Er zijn verschillende bestuurlijke gesprekken gevoerd met de BRS, de VNG en het IPO, het meest recent op 15 februari en 14 mei 2024. Alle partijen onderschrijven het belang om gezondheid en leefomgevingskwaliteit, ook waar de effecten van meerdere geluidbronnen samenkomen, een goede plek te geven bij besluitvorming over ruimtelijke ontwikkelingen zoals woningbouw. Over de werkbaarheid van de methode om dat te doen bestaat nog verschil van inzicht. Tegen die achtergrond hebben partijen afgesproken om het komende jaar gezamenlijk stevig in te zetten op onderzoek naar een alternatieve methode voor het beoordelen van de aanvaardbaarheid van gecumuleerd geluid van meerdere geluidbronnen. Dat onderzoek gaat verder dan alleen het actualiseren van de rekenregel, wat het oorspronkelijke voornemen was, en heeft betrekking op een alternatieve methode die bruikbaar is voor de samenloop van het geluid van relevante geluidbronnen. Alle inzet is daarbij gericht op een methode die recht doet aan de hinder van verschillende geluidbronnen en tegelijk in de uitvoeringspraktijk beter toepasbaar is. Partijen geven gezamenlijk vorm aan proces en aanpak van dit onderzoek, waarin het Ministerie van Infrastructuur en Waterstaat het voortouw heeft. In dit proces wordt ook een relatie gelegd met andere relevante lopende trajecten zoals de Woondeals en de NOVEX Schipholregio. Afgesproken is eveneens dat partijen begin 2025 gezamenlijk bezien of er perspectief is op een geschikte alternatieve methode. Als dat het geval is, wordt die methode geïmplementeerd in de regelgeving. Tot nadere besluitvorming wordt voor het betrekken van luchtvaartgeluid bij het beoordelen van gecumuleerd geluid gebruik gemaakt van de rekenregel die al gold onder de Wet geluidhinder en is overgenomen in het overgangsrecht van de Omgevingswet.3

Naar verwachting wordt de Kamer begin 2025 nader geïnformeerd over de voortgang.
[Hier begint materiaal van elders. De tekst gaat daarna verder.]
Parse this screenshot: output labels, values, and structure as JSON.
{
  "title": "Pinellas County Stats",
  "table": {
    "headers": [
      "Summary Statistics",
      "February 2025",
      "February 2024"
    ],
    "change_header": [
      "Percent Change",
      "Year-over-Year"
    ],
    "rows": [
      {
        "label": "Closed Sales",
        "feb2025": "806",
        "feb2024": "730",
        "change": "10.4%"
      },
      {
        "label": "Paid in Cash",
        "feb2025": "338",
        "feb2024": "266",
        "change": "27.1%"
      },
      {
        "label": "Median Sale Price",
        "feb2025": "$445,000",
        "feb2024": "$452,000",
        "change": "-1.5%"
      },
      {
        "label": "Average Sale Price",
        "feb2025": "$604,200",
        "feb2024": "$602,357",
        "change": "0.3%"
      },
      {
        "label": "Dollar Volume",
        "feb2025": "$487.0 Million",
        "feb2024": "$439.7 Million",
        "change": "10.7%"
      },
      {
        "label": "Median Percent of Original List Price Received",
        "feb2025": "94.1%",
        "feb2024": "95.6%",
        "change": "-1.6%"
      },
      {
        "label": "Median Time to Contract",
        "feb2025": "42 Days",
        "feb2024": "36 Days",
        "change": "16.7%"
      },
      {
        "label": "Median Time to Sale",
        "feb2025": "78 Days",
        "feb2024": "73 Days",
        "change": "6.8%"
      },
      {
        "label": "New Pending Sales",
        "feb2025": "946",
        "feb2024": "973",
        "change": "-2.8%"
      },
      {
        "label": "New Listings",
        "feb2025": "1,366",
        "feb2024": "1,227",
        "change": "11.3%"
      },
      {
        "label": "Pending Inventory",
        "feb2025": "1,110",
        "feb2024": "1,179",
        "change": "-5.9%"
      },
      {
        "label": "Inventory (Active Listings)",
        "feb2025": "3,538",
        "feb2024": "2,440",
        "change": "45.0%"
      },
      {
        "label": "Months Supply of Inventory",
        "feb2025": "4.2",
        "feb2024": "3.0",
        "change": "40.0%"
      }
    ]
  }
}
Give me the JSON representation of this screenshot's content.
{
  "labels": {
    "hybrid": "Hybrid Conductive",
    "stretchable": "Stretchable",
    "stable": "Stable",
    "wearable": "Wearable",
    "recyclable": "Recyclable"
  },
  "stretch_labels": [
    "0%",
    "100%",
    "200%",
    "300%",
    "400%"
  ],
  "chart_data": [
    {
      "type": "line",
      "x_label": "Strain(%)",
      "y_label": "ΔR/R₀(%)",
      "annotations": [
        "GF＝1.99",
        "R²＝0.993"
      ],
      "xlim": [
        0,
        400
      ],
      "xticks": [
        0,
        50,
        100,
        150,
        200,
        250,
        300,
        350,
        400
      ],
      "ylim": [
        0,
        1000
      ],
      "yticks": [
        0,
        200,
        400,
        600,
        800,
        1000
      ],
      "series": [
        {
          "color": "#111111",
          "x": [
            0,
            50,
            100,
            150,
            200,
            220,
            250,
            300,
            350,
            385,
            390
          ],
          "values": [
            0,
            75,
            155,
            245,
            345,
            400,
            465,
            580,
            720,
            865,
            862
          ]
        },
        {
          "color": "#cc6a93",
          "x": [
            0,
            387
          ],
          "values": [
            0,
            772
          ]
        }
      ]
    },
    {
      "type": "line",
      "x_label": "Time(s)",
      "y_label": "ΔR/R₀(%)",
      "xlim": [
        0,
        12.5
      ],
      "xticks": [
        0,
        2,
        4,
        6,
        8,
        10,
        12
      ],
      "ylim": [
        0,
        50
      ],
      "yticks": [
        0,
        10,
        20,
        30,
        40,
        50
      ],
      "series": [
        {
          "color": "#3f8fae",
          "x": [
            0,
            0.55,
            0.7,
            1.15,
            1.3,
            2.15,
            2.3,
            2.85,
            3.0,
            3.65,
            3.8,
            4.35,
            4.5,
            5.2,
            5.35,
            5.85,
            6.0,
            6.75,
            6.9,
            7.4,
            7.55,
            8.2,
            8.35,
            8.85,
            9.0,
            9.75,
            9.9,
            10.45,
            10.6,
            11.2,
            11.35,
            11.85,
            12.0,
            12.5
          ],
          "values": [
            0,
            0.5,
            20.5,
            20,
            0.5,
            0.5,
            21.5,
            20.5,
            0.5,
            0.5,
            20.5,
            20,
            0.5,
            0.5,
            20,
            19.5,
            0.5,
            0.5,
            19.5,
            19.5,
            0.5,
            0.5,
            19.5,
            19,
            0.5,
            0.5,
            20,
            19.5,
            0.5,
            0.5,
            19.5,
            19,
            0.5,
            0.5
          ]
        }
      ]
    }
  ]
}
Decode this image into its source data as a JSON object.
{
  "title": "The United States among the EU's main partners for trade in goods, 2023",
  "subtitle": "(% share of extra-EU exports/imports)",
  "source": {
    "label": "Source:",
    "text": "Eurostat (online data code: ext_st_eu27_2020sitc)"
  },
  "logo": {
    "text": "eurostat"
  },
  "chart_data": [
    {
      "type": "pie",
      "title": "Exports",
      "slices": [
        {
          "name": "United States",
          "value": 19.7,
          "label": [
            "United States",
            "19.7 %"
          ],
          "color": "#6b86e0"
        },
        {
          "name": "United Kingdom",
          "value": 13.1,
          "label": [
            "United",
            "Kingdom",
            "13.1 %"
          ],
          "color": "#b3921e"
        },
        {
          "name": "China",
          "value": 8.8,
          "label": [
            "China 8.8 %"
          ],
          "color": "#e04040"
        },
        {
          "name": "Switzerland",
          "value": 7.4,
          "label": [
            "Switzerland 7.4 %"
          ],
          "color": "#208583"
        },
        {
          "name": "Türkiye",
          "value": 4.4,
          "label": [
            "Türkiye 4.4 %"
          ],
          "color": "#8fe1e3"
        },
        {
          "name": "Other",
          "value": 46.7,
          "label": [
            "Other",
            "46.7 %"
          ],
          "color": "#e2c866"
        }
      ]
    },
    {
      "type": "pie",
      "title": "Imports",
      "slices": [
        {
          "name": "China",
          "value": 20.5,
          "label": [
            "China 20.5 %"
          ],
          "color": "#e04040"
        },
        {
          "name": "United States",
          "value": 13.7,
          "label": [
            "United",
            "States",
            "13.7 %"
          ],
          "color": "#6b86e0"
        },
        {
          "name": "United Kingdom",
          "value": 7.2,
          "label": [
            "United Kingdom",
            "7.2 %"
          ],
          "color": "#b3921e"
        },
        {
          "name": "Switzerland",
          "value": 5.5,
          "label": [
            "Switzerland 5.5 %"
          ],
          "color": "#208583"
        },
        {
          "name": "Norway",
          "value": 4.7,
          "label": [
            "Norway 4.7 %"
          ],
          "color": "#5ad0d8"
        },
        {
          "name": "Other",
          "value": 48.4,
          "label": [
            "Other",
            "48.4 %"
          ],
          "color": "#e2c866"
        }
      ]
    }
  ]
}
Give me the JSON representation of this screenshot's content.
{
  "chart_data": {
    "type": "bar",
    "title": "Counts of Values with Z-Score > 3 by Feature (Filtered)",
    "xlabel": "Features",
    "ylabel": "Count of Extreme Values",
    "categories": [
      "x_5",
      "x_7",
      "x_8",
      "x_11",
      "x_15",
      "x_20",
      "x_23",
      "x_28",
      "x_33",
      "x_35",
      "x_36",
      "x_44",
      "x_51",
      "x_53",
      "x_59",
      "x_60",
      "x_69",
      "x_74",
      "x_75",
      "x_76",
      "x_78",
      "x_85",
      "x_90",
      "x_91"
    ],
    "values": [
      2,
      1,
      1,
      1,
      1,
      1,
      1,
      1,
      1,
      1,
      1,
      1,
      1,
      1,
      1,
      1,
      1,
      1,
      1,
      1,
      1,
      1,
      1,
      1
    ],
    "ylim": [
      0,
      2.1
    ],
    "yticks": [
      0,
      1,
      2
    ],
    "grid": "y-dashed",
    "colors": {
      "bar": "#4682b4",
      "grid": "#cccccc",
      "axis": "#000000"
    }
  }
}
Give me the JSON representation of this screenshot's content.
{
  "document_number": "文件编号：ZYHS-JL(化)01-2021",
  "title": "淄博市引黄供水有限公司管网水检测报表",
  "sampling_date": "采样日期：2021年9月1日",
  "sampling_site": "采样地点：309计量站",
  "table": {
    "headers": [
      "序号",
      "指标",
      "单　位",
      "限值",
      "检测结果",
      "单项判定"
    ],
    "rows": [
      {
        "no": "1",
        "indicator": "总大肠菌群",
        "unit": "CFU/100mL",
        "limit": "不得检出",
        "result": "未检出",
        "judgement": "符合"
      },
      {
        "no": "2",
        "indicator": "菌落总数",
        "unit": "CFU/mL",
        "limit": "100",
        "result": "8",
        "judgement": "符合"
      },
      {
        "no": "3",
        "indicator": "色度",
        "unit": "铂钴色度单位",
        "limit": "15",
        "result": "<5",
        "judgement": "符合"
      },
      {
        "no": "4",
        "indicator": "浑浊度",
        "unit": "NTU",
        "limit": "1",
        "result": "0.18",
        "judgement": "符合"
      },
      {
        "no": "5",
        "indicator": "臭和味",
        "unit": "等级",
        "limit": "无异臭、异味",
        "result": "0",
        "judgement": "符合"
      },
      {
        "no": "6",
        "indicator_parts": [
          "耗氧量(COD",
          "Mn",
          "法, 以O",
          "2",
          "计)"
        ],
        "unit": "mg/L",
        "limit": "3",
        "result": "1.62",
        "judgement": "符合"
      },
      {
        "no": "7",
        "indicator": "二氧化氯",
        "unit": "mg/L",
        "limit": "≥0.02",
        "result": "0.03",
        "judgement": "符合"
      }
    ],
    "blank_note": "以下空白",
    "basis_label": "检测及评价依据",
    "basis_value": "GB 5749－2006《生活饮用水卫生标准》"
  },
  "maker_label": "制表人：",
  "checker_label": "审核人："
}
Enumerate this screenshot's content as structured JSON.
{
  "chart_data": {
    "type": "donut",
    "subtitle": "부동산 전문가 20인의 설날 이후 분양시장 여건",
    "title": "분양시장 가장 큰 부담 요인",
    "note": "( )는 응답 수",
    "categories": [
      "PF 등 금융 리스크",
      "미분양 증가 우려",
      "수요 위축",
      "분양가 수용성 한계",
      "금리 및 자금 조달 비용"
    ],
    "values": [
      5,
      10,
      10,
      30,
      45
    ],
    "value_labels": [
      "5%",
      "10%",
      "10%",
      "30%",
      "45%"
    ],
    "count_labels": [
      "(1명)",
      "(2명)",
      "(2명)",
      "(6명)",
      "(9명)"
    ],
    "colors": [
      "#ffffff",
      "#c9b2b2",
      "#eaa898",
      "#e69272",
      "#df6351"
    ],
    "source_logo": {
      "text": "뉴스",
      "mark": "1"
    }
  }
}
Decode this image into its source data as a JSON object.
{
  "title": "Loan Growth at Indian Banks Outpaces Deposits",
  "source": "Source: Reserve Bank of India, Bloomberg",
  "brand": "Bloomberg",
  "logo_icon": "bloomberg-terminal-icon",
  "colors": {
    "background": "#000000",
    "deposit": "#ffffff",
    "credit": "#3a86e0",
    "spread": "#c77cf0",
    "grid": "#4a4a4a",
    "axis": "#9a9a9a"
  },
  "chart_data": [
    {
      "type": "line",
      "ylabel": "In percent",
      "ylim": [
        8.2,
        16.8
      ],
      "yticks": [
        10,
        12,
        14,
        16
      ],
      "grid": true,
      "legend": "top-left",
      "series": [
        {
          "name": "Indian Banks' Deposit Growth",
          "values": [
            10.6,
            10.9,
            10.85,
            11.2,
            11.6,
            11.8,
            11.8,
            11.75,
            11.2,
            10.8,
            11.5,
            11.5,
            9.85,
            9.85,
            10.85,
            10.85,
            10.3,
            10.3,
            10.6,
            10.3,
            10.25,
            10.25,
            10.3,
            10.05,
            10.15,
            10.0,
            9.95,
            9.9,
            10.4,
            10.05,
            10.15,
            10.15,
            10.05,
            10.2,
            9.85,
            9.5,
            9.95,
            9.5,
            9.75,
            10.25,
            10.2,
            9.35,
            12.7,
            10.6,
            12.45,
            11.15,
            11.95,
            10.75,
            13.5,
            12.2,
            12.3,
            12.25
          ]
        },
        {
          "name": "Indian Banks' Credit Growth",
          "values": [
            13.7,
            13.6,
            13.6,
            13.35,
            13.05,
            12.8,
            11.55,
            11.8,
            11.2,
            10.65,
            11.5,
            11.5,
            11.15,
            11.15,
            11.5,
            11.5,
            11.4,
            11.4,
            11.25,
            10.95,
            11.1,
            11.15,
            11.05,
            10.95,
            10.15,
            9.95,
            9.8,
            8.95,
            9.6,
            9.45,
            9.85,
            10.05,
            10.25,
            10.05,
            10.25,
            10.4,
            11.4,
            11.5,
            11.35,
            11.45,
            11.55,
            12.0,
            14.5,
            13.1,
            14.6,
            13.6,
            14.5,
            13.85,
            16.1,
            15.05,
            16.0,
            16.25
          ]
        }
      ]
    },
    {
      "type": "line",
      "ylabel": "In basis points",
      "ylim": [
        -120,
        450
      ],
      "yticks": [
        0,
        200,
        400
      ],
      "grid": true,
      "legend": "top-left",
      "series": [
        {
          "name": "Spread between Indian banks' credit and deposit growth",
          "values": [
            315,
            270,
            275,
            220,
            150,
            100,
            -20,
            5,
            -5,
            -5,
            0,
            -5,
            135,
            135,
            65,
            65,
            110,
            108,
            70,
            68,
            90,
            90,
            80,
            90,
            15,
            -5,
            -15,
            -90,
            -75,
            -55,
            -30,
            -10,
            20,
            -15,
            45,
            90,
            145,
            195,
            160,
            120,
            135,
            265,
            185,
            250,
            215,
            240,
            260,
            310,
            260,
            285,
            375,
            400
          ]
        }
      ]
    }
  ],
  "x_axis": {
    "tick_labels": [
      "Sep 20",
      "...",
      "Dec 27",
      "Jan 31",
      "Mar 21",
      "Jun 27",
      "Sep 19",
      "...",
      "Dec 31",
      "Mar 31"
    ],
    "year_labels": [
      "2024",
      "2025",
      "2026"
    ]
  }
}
De Minister van Infrastructuur en Waterstaat, M.G.J. Harbers


X Noot
1

Onderdeel van de Aanvullingsregeling geluid Omgevingswet, Stcrt. 2021, nr. 15868.

X Noot
2

Brief van 21 december 2021 met 8 bijlagen, Kamerstukken II 2021/22, 31 936, nr. 897.

X Noot
3

Artikel 17.3 van de Omgevingsregeling.